If you have a loyalty program of some kind, here’s what you’re probably trying to telegraph to your customers: You’re special! We value you enough to take exceptionally good care of you.
But according to a recent Slate article by Brian Palmer, here’s what you’re loyalty card is probably really communicating to your customers: I’m a bad business that can't think of a better way to compete. Hold on to every possible penny.
Palmer’s article lays out the loyalty card’s beginnings in the airline industry and argues that these sort of schemes only make sense in industries, such a air travel, "in which a company can do nothing to differentiate itself from its competitors, and customers lack either the motivation or the price sensitivity to shop around."

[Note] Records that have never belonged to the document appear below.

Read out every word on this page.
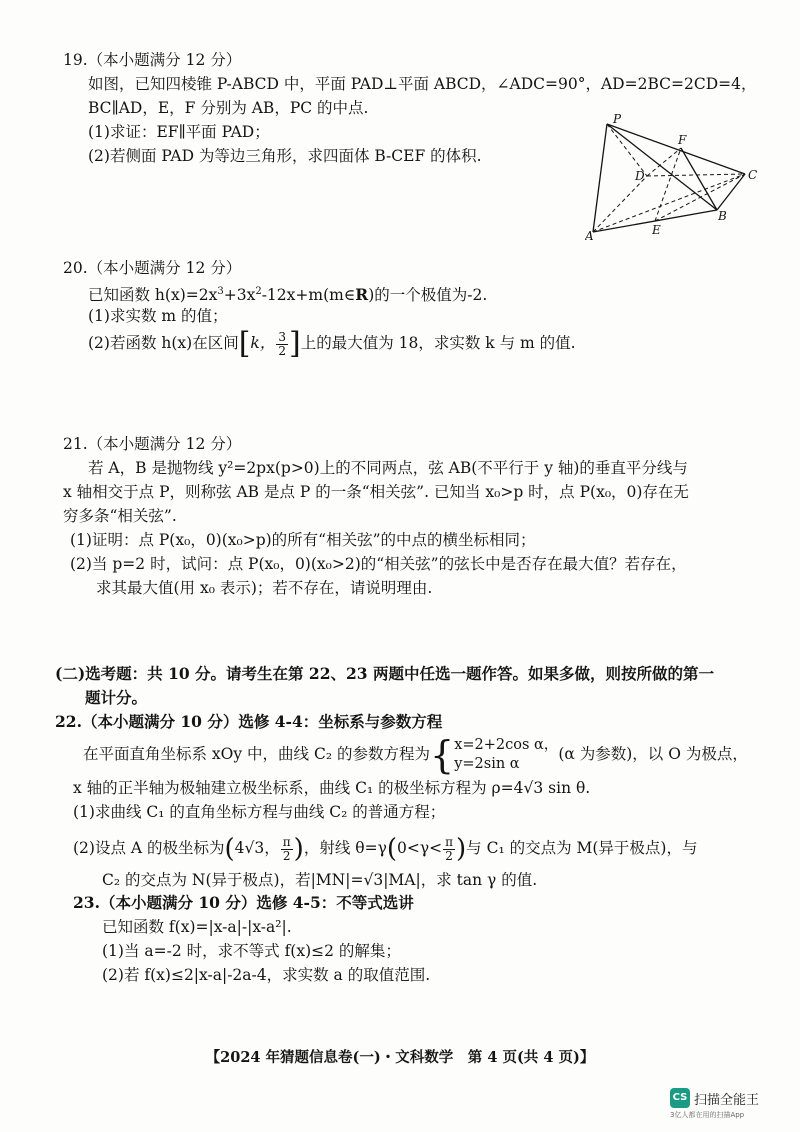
19.（本小题满分 12 分）
如图，已知四棱锥 P-ABCD 中，平面 PAD⊥平面 ABCD，∠ADC=90°，AD=2BC=2CD=4，
BC∥AD，E，F 分别为 AB，PC 的中点.
(1)求证：EF∥平面 PAD；
(2)若侧面 PAD 为等边三角形，求四面体 B-CEF 的体积.
P
F
D	C
B
E
A
20.（本小题满分 12 分）
已知函数 $h(x)=2x^3+3x^2-12x+m(m\in R)$的一个极值为-2.
(1)求实数 m 的值；
(2)若函数 h(x)在区间[k， $\frac{3}{2}$ ]上的最大值为 18，求实数 k 与 m 的值.
21.（本小题满分 12 分）
若 A，B 是抛物线 y²=2px(p>0)上的不同两点，弦 AB(不平行于 y 轴)的垂直平分线与
x 轴相交于点 P，则称弦 AB 是点 P 的一条“相关弦”. 已知当 x₀>p 时，点 P(x₀，0)存在无
穷多条“相关弦”.
(1)证明：点 P(x₀，0)(x₀>p)的所有“相关弦”的中点的横坐标相同；
(2)当 p=2 时，试问：点 P(x₀，0)(x₀>2)的“相关弦”的弦长中是否存在最大值？若存在，
求其最大值(用 x₀ 表示)；若不存在，请说明理由.
(二)选考题：共 10 分。请考生在第 22、23 两题中任选一题作答。如果多做，则按所做的第一
题计分。
22.（本小题满分 10 分）选修 4-4：坐标系与参数方程
在平面直角坐标系 xOy 中，曲线 C₂ 的参数方程为{ x=2+2cos α，
y=2sin α
(α 为参数)，以 O 为极点，
x 轴的正半轴为极轴建立极坐标系，曲线 C₁ 的极坐标方程为 ρ=4√3 sin θ.
(1)求曲线 C₁ 的直角坐标方程与曲线 C₂ 的普通方程；
(2)设点 A 的极坐标为(4√3， $\frac{\pi}{2}$ )，射线 $\theta=\gamma(0<\gamma< \frac{\pi}{2}$ )与 C₁ 的交点为 M(异于极点)，与
C₂ 的交点为 N(异于极点)，若|MN|=√3|MA|，求 tan γ 的值.
23.（本小题满分 10 分）选修 4-5：不等式选讲
已知函数 f(x)=|x-a|-|x-a²|.
(1)当 a=-2 时，求不等式 f(x)≤2 的解集；
(2)若 f(x)≤2|x-a|-2a-4，求实数 a 的取值范围.
【2024 年猜题信息卷(一)・文科数学　第 4 页(共 4 页)】
CS 扫描全能王
3亿人都在用的扫描App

For most businesses which should be able to think of a better reason to come through the door than an occasional freebie, loyalty cards are a trap, he concludes, citing a long history of management research:
Business management scholars have written piles of studies on customer loyalty programs, and virtually all of them reach the same conclusion: In most industries, they’re hopelessly mismanaged. It’s not that the programs don’t work; it’s that they work too well. Customers become so well trained to follow loyalty discounts that they won’t buy without them. According to a 2002 article in the Harvard Business Review, many retailers now offer such extensive rewards for loyalty that they’re no longer making money on their top customers-;the very people the programs are supposed to entice. In addition, most customers engage in what researchers call “polygamous loyalty,” which is a creative way of saying disloyalty. The overwhelming majority of fliers, for example, belong to multiple rewards programs. It’s a race to the bottom.
In other words, once you hand over that card or fob, you’re telling your customers that the only thing they should value you for is what they get through the loyalty programs. It’s an invitation to penny pinch. While the article does offer some exceptions, including grocery store loyalty programs with levels of customer tracking that would make the NSA blush, for most businesses "loyalty cards are usually a bad business strategy," Palmer writes.
Still sticking by your loyalty program? Then at least keep up with the latest research on how to structure them effectively. Instant gratification, the experts say, is in. Expensive buy ins and long delays between purchase and pay off are out.
What’s your loyalty program really communicating to your customers?